Kami langsung menuju asrama dengan perasaan yang kacau-balau laksana kaca yang
pecah berkeping-keping.tak ada kata-kata lagi yang keluar dari mulutku..
Pagi pun tiba matahari menyinari bumi dengan sinarnya yang terang-benderang,cahaya
matahari terasa lebih terang hari ini, karena telah muncul dua matahari baru, kilauan
cahaya itu dari dua kepala yang telah digunduli hingga botak tak tersisa sehelai rambut
pun, dan jika ada kutu yang hinggap di kepala kami maka kutu itu akan terpeleset
karena kepala kami sangat licin saking botaknya.
Dari sini kami menyadari bahwa kami tidak boleh bosan untuk menjadi orang baik.

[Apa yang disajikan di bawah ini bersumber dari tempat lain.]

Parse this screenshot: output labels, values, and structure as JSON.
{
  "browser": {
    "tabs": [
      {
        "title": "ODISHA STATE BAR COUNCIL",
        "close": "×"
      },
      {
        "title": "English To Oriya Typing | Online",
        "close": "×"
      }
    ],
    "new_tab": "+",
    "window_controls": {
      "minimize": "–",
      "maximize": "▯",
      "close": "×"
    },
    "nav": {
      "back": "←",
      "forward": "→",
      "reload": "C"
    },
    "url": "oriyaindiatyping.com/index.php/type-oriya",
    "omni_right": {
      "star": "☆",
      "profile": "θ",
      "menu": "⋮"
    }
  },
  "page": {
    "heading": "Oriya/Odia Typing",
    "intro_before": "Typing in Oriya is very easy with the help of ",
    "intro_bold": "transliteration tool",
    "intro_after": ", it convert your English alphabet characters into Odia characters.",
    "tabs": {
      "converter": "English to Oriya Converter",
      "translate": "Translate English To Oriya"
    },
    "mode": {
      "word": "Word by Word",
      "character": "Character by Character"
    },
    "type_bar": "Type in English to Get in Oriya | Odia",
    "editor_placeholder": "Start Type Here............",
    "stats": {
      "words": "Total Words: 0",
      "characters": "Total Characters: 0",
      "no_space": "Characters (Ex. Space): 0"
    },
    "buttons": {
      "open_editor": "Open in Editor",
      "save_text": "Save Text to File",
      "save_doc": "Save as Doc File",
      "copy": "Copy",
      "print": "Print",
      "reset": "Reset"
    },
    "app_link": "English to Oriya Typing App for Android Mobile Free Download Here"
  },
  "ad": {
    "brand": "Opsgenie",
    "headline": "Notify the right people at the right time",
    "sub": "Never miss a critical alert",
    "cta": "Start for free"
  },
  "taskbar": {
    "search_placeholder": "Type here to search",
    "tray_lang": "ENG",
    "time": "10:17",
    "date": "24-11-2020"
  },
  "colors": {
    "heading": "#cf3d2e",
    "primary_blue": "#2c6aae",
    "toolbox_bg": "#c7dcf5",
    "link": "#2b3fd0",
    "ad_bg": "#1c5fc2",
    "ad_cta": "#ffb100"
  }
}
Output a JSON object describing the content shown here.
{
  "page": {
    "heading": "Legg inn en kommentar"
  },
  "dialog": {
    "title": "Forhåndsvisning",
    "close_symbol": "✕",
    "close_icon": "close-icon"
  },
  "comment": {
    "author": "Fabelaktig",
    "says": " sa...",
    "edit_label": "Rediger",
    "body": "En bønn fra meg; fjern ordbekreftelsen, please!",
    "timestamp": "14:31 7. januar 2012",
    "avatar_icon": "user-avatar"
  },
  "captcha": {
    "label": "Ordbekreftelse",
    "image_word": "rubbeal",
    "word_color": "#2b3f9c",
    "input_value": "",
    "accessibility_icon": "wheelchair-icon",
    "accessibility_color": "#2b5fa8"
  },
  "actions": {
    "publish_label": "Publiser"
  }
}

Untuk mengenang kejadian ini aku menulis sebuah puisi yang berisi akan
penyesalanku.
Penyesalanku
Telah ku langgar segala peraturan
Telah ku lewati semua larangan
Untuk menghilangkan kepenatan
Hingga ku rasakan kebahagiaan
Namun semua itu hanya tipu daya setan
Yang telah menjerumuskaku ke jurang penyesalan
Ku menyesali atas semua kakhilafan
Kini yang ku rasakan hanyalah penyesalan
Semua penyesalan kurasakan
Setelah mahkotaku berguguran
Semua ini adalah hukuman
Yang mengjariku arti kehidupan
Kini aku mengerti bahwa hidup ini sangat berarti bukan hanya untuk mengejar
kesenangan belaka, akan tetapi aku harus menjalani hidup ini dengan penuh
kasabaran, karena hidup hanyalah satu kali maka aku harus melakukan sesuatu yang
berarti. Aku kembali seperti dulu selalu taat akan semua peraturan.